In der Werktherapie ist es Ziel das Wiedererlangen sowie der Erhalt der Handlungsfähigkeit und damit größtmögliche Selbstständigkeit und Unabhängigkeit im täglichen Leben und im Beruf. Um die Ziele des Aufenthaltes erreichen zu können, steht zu Beginn der Behandlung die Feststellung der motorischen und kognitiven Defizite. aus der sich die fachspezifischen Teilziele ergeben: Für eine erfolgreiche Behandlung ist auch die Zielvorstellung des Patienten ausschlaggebend. Durch den Einsatz von Werktechniken, ca. 25 Verschiedene (z.B. Töpfern, Dry Brush, Korbflechten, etc.), sollen ungünstige Bewegungsmuster reduziert und Folgeschäden dadurch vermieden werden. Die Greiffunktion, die Kraft und Sensibilität der Hände werden hierbei trainiert. Gleichzeitig wird die Konzentration, räumliche Wahrnehmung, Umsetzen von Arbeitsanweisungen im kognitiven Bereich trainiert.

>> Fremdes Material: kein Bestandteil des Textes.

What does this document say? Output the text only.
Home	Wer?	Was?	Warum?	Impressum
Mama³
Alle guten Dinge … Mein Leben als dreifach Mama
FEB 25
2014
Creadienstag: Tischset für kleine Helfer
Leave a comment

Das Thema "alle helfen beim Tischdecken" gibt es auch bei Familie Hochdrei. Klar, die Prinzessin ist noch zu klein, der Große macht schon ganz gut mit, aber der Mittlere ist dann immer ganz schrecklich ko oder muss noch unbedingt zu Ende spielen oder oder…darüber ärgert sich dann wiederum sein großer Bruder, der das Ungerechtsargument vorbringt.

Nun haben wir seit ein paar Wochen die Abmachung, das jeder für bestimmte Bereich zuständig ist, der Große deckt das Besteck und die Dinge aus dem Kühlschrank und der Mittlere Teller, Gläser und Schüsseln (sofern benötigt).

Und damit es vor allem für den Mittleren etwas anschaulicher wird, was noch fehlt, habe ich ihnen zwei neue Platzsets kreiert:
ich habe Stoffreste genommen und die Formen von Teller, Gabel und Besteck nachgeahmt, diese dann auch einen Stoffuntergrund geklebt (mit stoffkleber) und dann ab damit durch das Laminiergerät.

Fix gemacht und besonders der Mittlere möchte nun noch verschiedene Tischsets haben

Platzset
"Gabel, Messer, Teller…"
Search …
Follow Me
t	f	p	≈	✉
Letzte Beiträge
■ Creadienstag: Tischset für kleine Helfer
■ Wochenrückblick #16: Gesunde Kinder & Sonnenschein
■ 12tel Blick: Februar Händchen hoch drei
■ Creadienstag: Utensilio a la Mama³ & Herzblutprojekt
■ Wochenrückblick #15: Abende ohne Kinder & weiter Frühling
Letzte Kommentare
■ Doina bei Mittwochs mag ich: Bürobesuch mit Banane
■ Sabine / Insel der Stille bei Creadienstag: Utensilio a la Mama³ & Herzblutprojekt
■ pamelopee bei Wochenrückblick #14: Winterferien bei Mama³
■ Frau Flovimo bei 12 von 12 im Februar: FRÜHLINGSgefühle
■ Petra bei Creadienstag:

Weiterhin werden in der Werktherapie die einzelnen Arbeitsplätze für den Pat. hergerichtet. die sich nach den modernsten ergonomisch u. antroprometrischen Erkenntnissen richten.
Eine regelmäßige Kontrolle des Arbeitsplatzes, in Absprache mit dem Patienten, gibt im Verlauf der Behandlung die Möglichkeit, sie immer wieder anzupassen. Die Dokumentation des Behandlungsverlaufes erhält der behandelnde Arzt.